As Anna Russel would say, "I'm not making this up, you know."
Struggling chip giant Intel has rescinded a cost-cutting plan to abolish free coffee and tea for its staff.
Intel is on an spending-slashing crusade at the moment, with a plan to bin about 15,000 staff to help right its financials. Just last month, it laid off 2,000 staff (1,300 of them from its Hillsboro, Oregon site) and announced big cuts in staff perks earlier in the year.
Among the cost-cutting measures, the much-cherished sabbatical that Intel staffers could get after four years has now been eliminated, and while staff will still get one every seven years, its duration has been halved to just a month off, The Oregonian reports.
Stock rewards have been reduced, there are no more free personal trainers at the gym for staff, there's no more fresh fruit in the office (unless you bring it yourself), the Intel air shuttle flying between Oregon, California, and Arizona has been shuttered, and the x86 titan said it would no longer have free tea and coffee in the office.

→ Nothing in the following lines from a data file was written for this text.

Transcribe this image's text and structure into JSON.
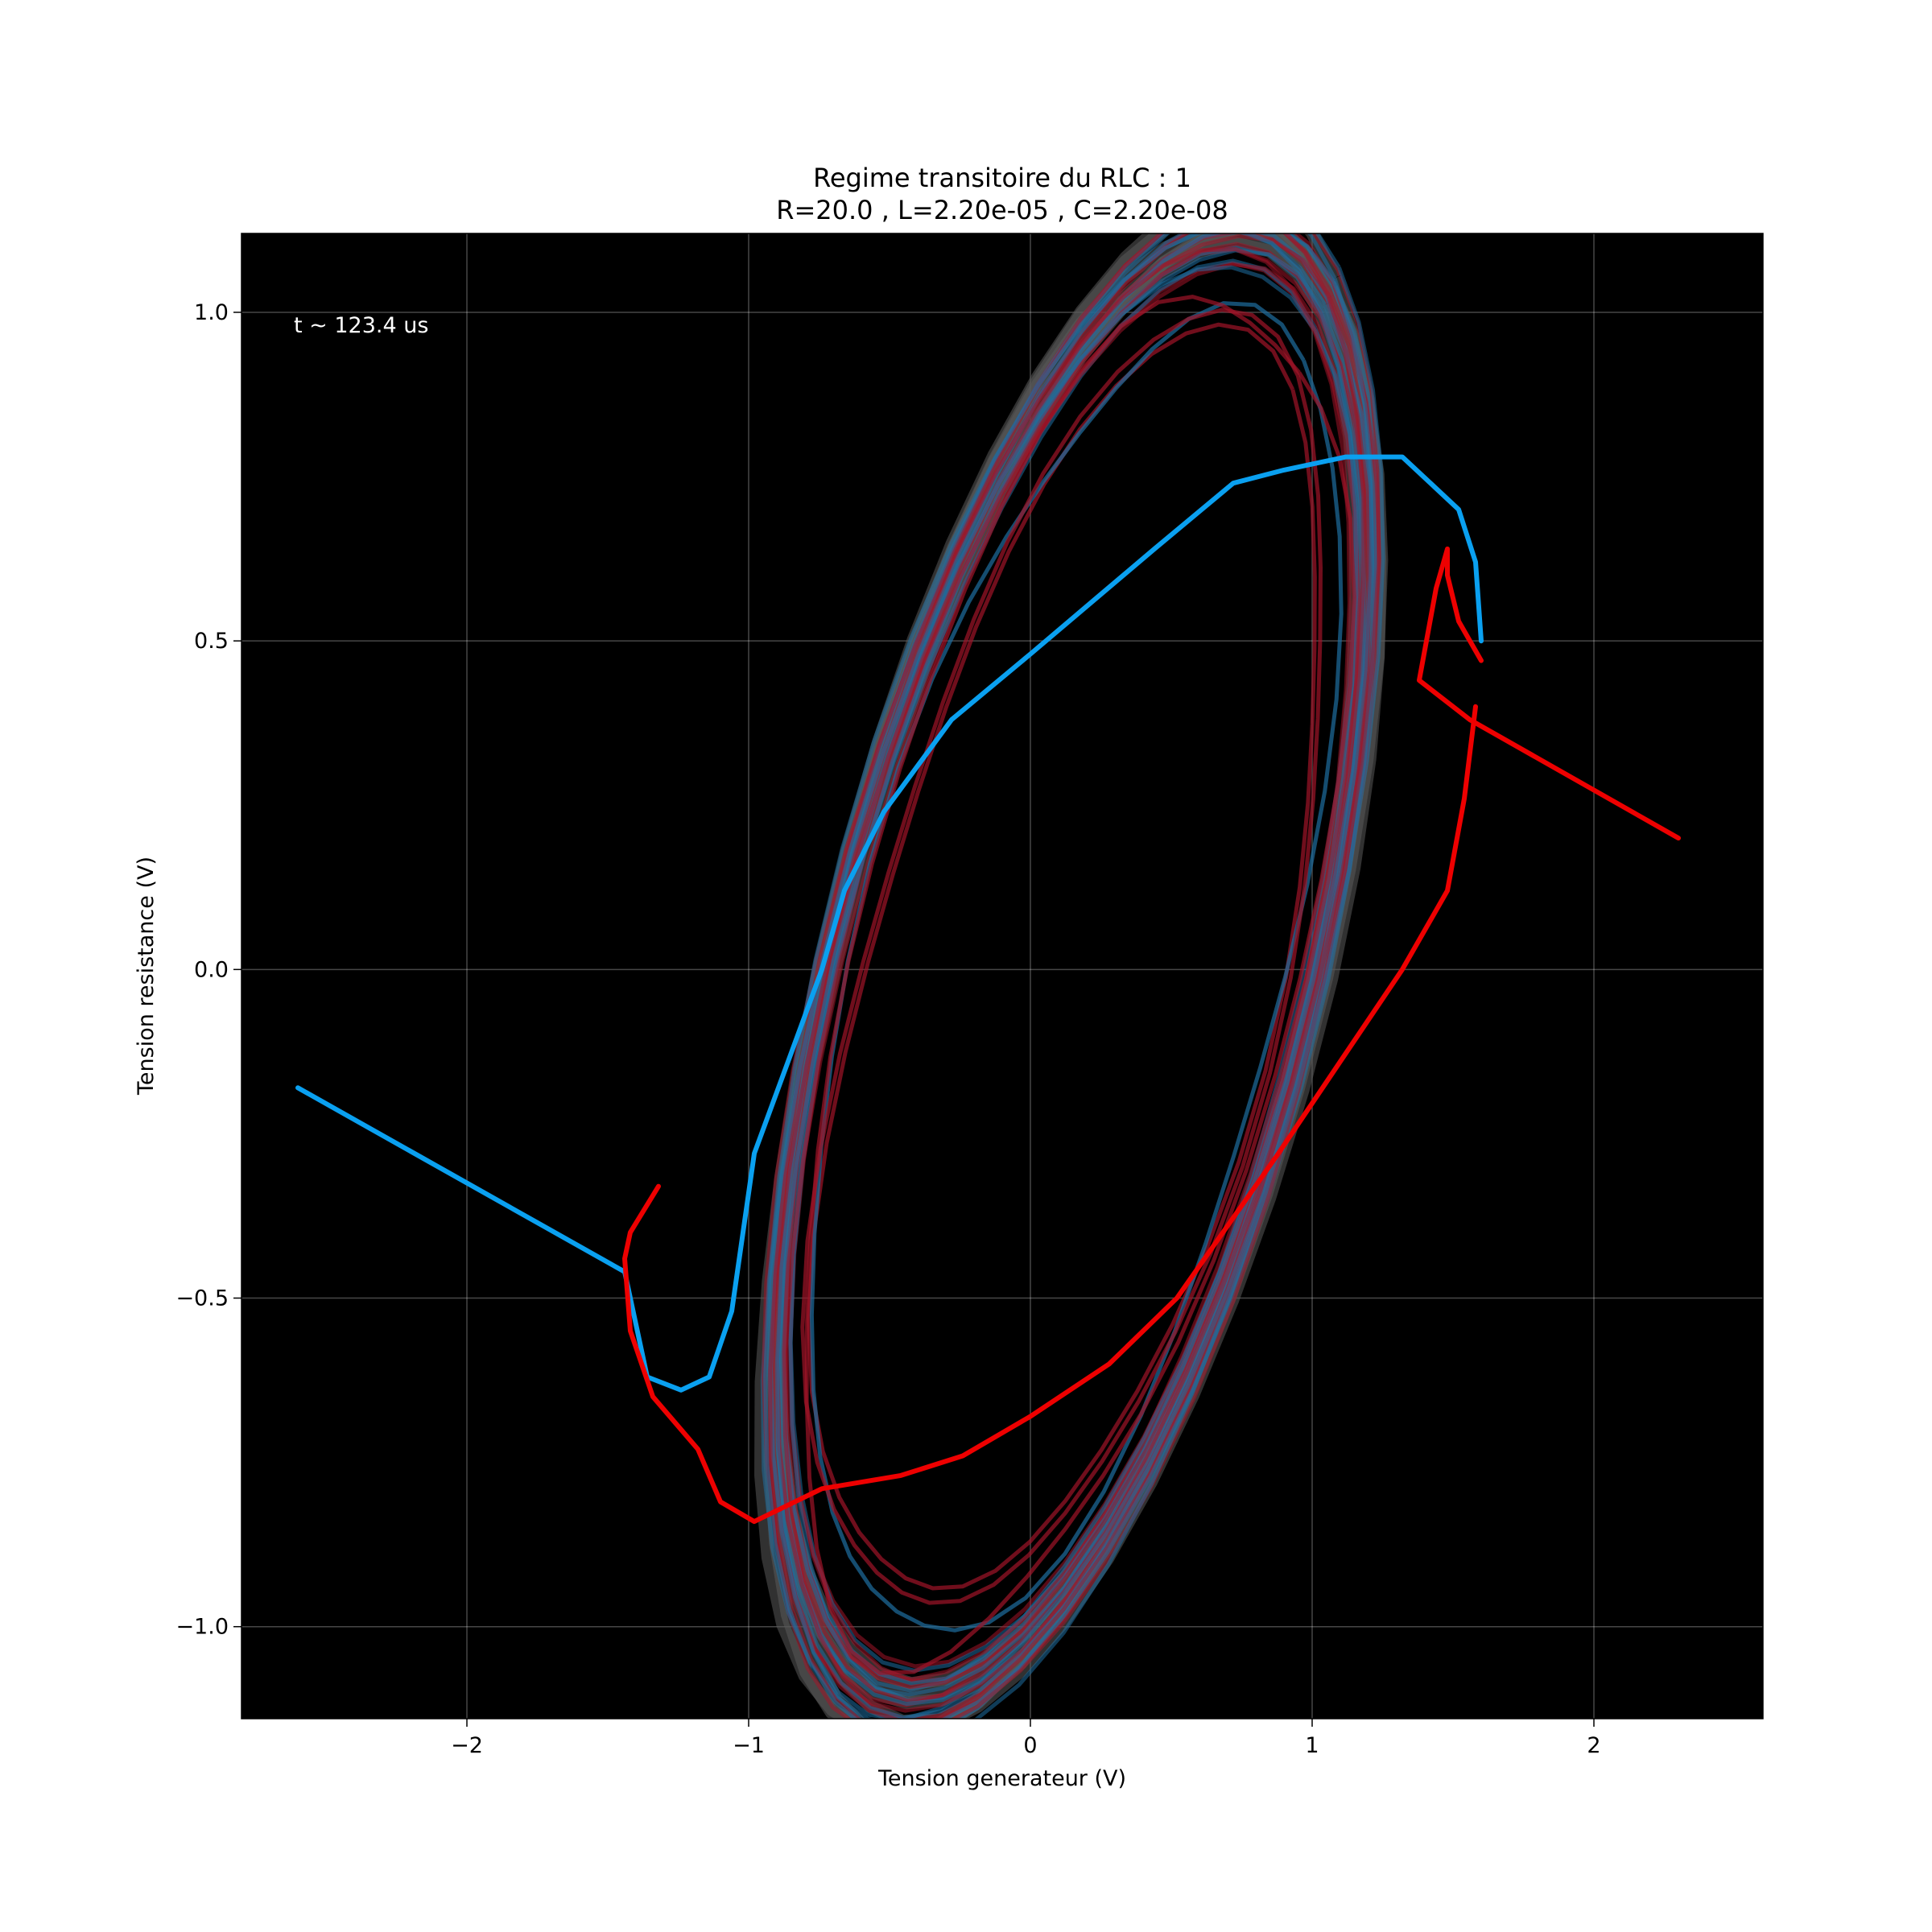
{
  "chart_data": {
    "type": "line",
    "title_lines": [
      "Regime transitoire du RLC : 1",
      "R=20.0 ,  L=2.20e-05 ,  C=2.20e-08"
    ],
    "xlabel": "Tension generateur (V)",
    "ylabel": "Tension resistance (V)",
    "xlim": [
      -2.8,
      2.6
    ],
    "ylim": [
      -1.14,
      1.12
    ],
    "xticks": [
      -2,
      -1,
      0,
      1,
      2
    ],
    "xtick_labels": [
      "−2",
      "−1",
      "0",
      "1",
      "2"
    ],
    "yticks": [
      -1.0,
      -0.5,
      0.0,
      0.5,
      1.0
    ],
    "ytick_labels": [
      "−1.0",
      "−0.5",
      "0.0",
      "0.5",
      "1.0"
    ],
    "grid": true,
    "background": "#000000",
    "annotation": "t ~ 123.4 us",
    "colors": {
      "blue": "#0aa0f0",
      "red": "#ee0000",
      "trail_blue": "#1e6ea0",
      "trail_red": "#a01428",
      "trail_gray": "#5a5a5a"
    },
    "steady_ellipse": {
      "center": [
        0.15,
        0.0
      ],
      "semi_major": 1.35,
      "semi_minor": 0.72,
      "angle_deg": 48.5
    },
    "series": [
      {
        "color_key": "blue",
        "points": [
          [
            -2.6,
            -0.18
          ],
          [
            -1.44,
            -0.46
          ],
          [
            -1.36,
            -0.62
          ],
          [
            -1.24,
            -0.64
          ],
          [
            -1.14,
            -0.62
          ],
          [
            -1.06,
            -0.52
          ],
          [
            -1.02,
            -0.4
          ],
          [
            -0.98,
            -0.28
          ],
          [
            -0.86,
            -0.14
          ],
          [
            -0.74,
            0.0
          ],
          [
            -0.66,
            0.12
          ],
          [
            -0.52,
            0.24
          ],
          [
            -0.28,
            0.38
          ],
          [
            0.0,
            0.48
          ],
          [
            0.22,
            0.56
          ],
          [
            0.44,
            0.64
          ],
          [
            0.72,
            0.74
          ],
          [
            0.9,
            0.76
          ],
          [
            1.12,
            0.78
          ],
          [
            1.32,
            0.78
          ],
          [
            1.42,
            0.74
          ],
          [
            1.52,
            0.7
          ],
          [
            1.58,
            0.62
          ],
          [
            1.6,
            0.5
          ]
        ]
      },
      {
        "color_key": "red",
        "points": [
          [
            2.3,
            0.2
          ],
          [
            1.56,
            0.38
          ],
          [
            1.38,
            0.44
          ],
          [
            1.44,
            0.58
          ],
          [
            1.48,
            0.64
          ],
          [
            1.48,
            0.6
          ],
          [
            1.52,
            0.53
          ],
          [
            1.6,
            0.47
          ]
        ]
      },
      {
        "color_key": "red",
        "points": [
          [
            1.58,
            0.4
          ],
          [
            1.54,
            0.26
          ],
          [
            1.48,
            0.12
          ],
          [
            1.32,
            0.0
          ],
          [
            1.1,
            -0.14
          ],
          [
            0.88,
            -0.28
          ],
          [
            0.52,
            -0.5
          ],
          [
            0.28,
            -0.6
          ],
          [
            0.0,
            -0.68
          ],
          [
            -0.24,
            -0.74
          ],
          [
            -0.46,
            -0.77
          ],
          [
            -0.74,
            -0.79
          ],
          [
            -0.98,
            -0.84
          ],
          [
            -1.1,
            -0.81
          ],
          [
            -1.18,
            -0.73
          ],
          [
            -1.34,
            -0.65
          ],
          [
            -1.42,
            -0.55
          ],
          [
            -1.44,
            -0.44
          ],
          [
            -1.42,
            -0.4
          ],
          [
            -1.32,
            -0.33
          ]
        ]
      }
    ]
  }
}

“Until we get into a better financial health position, we need to be suspending those,” Intel's chief people officer Christy Pambianchi told staff at the start of this week, adding that the chipmaker was spending about $100 million annually on free and discounted food and beverages. But Intel has now rescinded the ban on free tea and coffee in the office, since it seems that was a step too far.
First, what the f%$# is this "Chief People Officer" bullsh%$?
Ms.Pambianchi is head HR you blithering idiots.
You know, maybe if you spent more time designing chips and chip technology, and less time stroking yourselves with bogus job titles, you wouldn't be facing down an oncoming train.
Also, if a f%$#ing Keurig machine and some pods will break you, you no longer have the resources to compete in that capital intensive business.
Maybe management should have considered spending $152 billion in stock buybacks over the past 35 years and paying its CEO $179 million. (Mostly in stock options, which were made valuable because of those stock options)
Get your sh%$ together, and stop f%$#ing calling your f%$#ing HR executives, "People Officers."
It makes you look like complete tools.